Paycheck Protection Program (PPP) Loans – second round of funds, tax deductibility, and expanded uses
- Businesses are eligible for a second round of PPP loan funds to be used for payroll and other specified business expenses.
- The eligibility criteria is targeted at providing money to smaller small businesses:
- The threshold number of employees for eligibility was reduced from 500 to 300 employees.
- The maximum loan amount was reduced from $10 million to $2 million. The maximum loan amount for any business is 2.5 times the average monthly payroll costs in the year prior to the loan, up to $2 million.
- Business must have at least a 25% reduction in gross revenues from any quarter of 2019 to the same quarter of 2020.
- Business must have been in existence prior to February 15, 2020 and apply for second draw funds by March 31, 2021.
- Loan forgiveness is available if the business spends at least 60% of the funds on payroll costs over a time period of its choosing of between 8 and 24 weeks.
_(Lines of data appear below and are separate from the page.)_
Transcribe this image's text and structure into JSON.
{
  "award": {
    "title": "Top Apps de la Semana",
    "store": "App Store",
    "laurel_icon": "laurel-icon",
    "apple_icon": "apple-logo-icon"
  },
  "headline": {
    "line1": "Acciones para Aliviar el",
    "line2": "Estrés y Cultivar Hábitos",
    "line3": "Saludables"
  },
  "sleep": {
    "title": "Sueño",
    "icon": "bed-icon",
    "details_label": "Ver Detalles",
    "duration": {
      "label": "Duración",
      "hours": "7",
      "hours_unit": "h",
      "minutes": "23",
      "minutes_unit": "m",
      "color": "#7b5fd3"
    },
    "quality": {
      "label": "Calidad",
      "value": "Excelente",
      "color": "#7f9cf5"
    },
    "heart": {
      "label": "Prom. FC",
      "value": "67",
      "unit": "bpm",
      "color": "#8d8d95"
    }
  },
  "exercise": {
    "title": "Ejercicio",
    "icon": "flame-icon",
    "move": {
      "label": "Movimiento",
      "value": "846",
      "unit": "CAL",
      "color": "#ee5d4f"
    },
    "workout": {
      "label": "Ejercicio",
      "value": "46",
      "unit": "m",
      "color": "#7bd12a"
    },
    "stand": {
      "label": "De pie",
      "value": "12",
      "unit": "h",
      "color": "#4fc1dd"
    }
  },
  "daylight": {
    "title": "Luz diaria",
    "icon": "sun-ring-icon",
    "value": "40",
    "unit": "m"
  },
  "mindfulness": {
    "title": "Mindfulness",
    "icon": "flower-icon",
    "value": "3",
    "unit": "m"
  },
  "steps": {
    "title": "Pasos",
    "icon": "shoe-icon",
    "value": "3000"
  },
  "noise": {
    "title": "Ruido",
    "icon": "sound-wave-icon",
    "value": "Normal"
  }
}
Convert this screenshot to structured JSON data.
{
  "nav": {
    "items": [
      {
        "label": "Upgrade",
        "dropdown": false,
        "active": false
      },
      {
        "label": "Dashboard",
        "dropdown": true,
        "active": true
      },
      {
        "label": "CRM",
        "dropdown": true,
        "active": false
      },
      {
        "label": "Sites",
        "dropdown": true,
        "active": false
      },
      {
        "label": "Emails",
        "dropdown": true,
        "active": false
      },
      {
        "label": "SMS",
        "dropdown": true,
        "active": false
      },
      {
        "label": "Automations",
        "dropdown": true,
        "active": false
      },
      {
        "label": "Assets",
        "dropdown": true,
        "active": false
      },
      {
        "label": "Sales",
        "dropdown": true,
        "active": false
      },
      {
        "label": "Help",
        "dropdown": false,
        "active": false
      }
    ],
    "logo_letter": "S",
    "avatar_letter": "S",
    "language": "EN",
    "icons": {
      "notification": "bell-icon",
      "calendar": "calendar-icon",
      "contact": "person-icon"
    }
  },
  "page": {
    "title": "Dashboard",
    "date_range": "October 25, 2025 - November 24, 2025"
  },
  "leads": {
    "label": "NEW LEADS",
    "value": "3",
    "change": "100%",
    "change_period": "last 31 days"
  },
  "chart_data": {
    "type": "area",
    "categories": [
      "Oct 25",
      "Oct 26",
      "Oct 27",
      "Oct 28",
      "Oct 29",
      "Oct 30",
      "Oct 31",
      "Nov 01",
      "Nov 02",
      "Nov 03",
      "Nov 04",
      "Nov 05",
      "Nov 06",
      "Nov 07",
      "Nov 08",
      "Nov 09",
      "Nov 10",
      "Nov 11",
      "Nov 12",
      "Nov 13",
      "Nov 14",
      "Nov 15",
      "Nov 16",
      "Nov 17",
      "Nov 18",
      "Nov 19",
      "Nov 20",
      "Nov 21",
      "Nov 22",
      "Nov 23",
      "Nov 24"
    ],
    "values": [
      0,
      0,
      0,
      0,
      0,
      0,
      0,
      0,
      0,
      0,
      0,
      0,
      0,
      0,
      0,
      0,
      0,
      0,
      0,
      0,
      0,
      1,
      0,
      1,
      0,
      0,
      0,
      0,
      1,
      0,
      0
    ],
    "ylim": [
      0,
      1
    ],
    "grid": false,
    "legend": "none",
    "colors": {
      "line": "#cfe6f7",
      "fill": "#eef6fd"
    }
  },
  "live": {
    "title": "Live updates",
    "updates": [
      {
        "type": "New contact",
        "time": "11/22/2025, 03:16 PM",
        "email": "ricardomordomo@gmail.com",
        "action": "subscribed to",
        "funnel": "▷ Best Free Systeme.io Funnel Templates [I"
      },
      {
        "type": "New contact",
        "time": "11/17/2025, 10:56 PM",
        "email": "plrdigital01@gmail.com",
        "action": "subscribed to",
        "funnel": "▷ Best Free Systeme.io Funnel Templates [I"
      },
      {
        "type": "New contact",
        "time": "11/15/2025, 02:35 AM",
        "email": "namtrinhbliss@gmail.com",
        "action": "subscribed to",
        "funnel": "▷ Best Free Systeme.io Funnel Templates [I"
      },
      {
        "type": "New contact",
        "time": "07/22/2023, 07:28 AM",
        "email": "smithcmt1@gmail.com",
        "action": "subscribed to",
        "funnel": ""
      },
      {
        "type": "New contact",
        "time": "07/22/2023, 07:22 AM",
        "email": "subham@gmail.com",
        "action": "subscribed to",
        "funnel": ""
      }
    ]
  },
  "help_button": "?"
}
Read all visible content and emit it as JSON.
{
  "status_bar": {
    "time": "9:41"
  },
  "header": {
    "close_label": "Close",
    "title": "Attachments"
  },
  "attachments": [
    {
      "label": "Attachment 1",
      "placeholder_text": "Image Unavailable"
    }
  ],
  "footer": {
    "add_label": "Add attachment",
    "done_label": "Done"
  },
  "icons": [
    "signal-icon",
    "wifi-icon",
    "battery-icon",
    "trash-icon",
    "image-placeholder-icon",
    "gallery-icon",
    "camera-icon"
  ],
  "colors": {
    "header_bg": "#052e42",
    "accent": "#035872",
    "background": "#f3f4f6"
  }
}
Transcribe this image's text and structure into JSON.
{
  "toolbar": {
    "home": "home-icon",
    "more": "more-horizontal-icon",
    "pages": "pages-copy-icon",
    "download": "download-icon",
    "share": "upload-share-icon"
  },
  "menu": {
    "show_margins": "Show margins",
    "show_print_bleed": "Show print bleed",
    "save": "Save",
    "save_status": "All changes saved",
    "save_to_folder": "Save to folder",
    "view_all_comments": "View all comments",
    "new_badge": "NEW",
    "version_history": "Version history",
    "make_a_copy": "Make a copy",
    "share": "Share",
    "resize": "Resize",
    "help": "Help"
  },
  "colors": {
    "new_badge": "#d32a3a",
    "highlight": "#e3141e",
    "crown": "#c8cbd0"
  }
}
- The amounts forgiven under the PPP loan program are also tax deductible as business expenses, if they would otherwise qualify under the tax code.
- The definition of eligible “other” (non-payroll) business expenses was expanded to include:
- Worker protective equipment,
- Supplier costs,
- Costs of perishable goods,
- Property damage due to public disturbances in 2020 that were not covered by insurance (e.g., damage caused by vandalism and looting ),
- Technology operations expenses.
- The prior list of other (non-payroll) eligible expenses included rent or lease payments, mortgage payments, and utilities. Those remain eligible business expenses for PPP loan forgiveness.
Student loan and educational expense tax exclusion – extended
- The CARES Act allowed employers to pay employees up to $5,250 per year to assist employees with education expenses in 2020. The recent COVID-19 relief bill allows employers to pay up to $5,250 to each employee for the next five years (through 2025) for education expenses and student loan principal and interest repayment.